By Mary Branham, CSG Managing Editor
South Dakota Sen. Craig Tieszen earned a degree in chemical engineering from the South Dakota School of Mines and Technology in Rapid City.
Then he joined the Peace Corps.
“I sometimes tell people I got off track when I graduated from college and decided to go the Peace Corps route,” he said.
He had a job offer to be a “real engineer” upon his college graduation, and always thought he eventually would turn toward engineering.
Tieszen spent four years as a high school science teacher in Kenya with the Peace Corps. When he returned to Rapid City, he redirected his career path … to law enforcement.
“When I got back, I decided to try another adventure,” he said. “Life is a series of adventures.”
The new adventure with the Rapid City Police Department lasted 32 years, culminating in a stint as chief for the last seven years. When he retired about five years ago, he looked for something new and turned to politics.
“I like to be where the action is. I like to be where decisions are made and I like to be part of making those decisions,” Tieszen said.
As chair of the Senate Judiciary Committee, Tieszen was part of a big decision this year when the legislature passed a criminal justice reform bill—a fundamental shift in policy for the state.
“It was enjoyable being part of that,” he said, “knowing that we’ve changed course in the way we handle corrections and criminal justice in South Dakota.”
But Tieszen knows it’s not just the major change legislation that matters.
“The 500 other bills we address every year, … they’re important to somebody,” he said. “It’s easy, I think, sometimes when you get something that looks pretty mundane to gloss over it pretty quickly. But you have to keep reminding yourself that every bill is important to somebody.”
While Tieszen is enjoying his latest adventure in the legislature, he notes that the lack of consensus building often harms the success—and the reputation—of those in government.
“If we had more statesmen who concentrated on consensus building, we’d have better government,” Tieszen said. “All of us in government suffer from the fact that we’re not held in high regard, that we’re not trusted, that people don’t believe we’re capable of tackling the tough issues.
“It boils down to statesmanship, where people are willing to make hard decisions and do the right thing,” he said.
Still, Tieszen knows that people can make a difference. He was reminded of that fact about three years ago when one of his former students in Kenya tracked him down.
The student, now a successful veterinarian, looked Tieszen up on the Internet and invited him over for a reunion with former students. Tieszen and his family—wife Debra and daughters Leslie Tieszen and Laura Kamarainen—traveled to the Kenyan village where he served in the Peace Corps.

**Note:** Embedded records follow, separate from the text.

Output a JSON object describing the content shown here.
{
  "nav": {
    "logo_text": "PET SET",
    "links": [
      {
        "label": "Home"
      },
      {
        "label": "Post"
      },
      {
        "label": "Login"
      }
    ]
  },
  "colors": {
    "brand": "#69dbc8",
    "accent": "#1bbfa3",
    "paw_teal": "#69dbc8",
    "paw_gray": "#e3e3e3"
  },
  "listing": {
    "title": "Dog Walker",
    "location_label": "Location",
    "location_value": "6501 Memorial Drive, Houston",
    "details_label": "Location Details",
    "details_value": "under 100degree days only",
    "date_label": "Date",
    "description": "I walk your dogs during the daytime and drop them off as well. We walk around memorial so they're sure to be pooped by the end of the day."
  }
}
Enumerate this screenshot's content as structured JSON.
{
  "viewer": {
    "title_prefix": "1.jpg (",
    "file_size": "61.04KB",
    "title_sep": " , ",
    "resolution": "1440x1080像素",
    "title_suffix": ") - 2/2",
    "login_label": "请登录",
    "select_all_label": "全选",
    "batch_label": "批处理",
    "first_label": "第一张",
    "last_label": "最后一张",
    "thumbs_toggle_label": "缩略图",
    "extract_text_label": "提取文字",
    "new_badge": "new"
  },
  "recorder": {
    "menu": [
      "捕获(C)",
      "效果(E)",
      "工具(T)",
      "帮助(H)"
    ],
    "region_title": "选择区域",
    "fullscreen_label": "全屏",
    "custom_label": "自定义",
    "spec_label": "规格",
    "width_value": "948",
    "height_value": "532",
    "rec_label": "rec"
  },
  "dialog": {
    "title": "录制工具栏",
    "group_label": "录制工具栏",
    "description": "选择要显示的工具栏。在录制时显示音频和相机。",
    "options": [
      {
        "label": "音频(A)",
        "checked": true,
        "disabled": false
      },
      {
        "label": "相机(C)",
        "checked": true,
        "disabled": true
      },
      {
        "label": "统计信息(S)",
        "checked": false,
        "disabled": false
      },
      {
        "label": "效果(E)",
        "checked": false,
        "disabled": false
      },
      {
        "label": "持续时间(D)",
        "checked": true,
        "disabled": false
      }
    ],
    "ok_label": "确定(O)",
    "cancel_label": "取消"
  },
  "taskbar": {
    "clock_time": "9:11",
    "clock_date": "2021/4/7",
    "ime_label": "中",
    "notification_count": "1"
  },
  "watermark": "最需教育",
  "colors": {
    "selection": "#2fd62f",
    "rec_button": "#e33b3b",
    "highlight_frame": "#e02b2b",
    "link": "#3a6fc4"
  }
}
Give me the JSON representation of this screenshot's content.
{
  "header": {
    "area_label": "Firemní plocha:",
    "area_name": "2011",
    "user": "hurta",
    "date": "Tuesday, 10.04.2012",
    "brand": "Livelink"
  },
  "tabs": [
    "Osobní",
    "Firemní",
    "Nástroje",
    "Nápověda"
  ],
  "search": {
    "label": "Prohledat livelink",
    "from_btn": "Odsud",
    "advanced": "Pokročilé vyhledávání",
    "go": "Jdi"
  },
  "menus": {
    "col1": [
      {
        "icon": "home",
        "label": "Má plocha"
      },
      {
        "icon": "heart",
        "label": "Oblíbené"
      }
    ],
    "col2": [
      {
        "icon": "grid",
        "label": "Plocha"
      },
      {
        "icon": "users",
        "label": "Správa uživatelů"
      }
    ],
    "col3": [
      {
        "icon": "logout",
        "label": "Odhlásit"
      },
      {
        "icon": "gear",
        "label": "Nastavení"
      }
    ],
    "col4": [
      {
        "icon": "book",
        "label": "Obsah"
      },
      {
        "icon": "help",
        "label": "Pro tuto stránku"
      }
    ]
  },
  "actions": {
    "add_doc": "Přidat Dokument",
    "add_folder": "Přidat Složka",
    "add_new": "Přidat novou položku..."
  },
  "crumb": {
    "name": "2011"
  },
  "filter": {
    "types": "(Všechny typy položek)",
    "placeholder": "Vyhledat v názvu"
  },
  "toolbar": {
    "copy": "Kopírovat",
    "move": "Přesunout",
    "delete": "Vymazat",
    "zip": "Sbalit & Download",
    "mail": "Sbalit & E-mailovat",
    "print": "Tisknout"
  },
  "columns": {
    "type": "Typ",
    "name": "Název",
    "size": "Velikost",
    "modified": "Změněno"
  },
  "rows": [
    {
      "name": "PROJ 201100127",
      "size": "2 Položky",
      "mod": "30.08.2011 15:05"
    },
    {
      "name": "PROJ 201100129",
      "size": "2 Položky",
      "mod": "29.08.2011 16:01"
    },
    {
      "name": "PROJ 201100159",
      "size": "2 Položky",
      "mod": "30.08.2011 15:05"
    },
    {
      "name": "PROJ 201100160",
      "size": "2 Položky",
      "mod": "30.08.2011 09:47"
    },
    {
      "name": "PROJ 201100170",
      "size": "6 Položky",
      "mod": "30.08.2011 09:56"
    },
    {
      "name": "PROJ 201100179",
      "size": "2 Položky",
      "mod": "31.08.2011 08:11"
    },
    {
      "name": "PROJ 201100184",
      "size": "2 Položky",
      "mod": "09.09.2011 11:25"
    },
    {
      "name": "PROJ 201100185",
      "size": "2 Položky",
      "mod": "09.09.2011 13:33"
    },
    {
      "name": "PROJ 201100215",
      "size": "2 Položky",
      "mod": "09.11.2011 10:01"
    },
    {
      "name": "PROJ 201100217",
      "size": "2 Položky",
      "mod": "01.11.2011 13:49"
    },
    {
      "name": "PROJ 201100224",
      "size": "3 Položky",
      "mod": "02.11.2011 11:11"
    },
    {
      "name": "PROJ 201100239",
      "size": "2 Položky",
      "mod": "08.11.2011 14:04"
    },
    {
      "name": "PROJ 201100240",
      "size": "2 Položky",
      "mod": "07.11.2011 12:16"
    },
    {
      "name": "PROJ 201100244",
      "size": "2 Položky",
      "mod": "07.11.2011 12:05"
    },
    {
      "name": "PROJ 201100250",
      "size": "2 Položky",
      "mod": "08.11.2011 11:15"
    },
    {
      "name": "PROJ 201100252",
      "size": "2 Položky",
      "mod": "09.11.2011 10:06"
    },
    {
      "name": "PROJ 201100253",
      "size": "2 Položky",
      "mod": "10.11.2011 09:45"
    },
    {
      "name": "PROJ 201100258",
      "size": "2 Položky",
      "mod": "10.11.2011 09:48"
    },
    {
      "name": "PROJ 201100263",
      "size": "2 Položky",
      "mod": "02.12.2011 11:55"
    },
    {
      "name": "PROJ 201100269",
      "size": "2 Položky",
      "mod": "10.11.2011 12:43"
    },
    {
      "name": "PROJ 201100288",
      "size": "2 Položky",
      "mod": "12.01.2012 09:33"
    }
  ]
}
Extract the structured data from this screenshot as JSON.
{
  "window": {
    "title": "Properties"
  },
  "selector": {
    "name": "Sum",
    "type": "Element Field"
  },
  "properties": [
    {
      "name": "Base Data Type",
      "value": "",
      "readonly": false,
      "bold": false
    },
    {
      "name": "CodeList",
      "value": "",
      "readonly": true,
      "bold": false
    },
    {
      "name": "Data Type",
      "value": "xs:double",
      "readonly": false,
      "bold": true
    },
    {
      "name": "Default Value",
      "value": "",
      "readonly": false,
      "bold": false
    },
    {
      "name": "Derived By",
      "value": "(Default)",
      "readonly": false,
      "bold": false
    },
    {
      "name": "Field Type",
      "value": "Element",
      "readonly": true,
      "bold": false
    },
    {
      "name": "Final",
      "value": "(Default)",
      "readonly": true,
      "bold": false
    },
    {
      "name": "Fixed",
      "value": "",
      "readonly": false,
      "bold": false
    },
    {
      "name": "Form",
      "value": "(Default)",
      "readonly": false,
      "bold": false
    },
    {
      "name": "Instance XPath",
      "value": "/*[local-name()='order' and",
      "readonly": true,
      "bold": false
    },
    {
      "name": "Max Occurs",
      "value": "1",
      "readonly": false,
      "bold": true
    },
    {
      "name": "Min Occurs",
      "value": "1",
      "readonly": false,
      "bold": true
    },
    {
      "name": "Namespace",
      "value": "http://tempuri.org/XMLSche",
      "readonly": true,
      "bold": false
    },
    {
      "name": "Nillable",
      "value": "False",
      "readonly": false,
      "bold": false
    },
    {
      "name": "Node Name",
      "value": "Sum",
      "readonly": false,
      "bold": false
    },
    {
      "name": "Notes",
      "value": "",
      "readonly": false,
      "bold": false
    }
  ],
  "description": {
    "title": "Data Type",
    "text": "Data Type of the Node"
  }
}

“It was very inspirational,” Tieszen said. “I was able to see that not only are they successful, but they are having children that are being successful as well, so it was pretty cool.”
That showed him that you can make a difference, one person at a time, one family at a time.
“It was clear to me that I had made a difference in these students’ lives,” he said. “Many of them were successful in science and math fields so I could see I had had an impact on their success. The fact that they’re transmitting that to the next generation, … it’s a good sign.”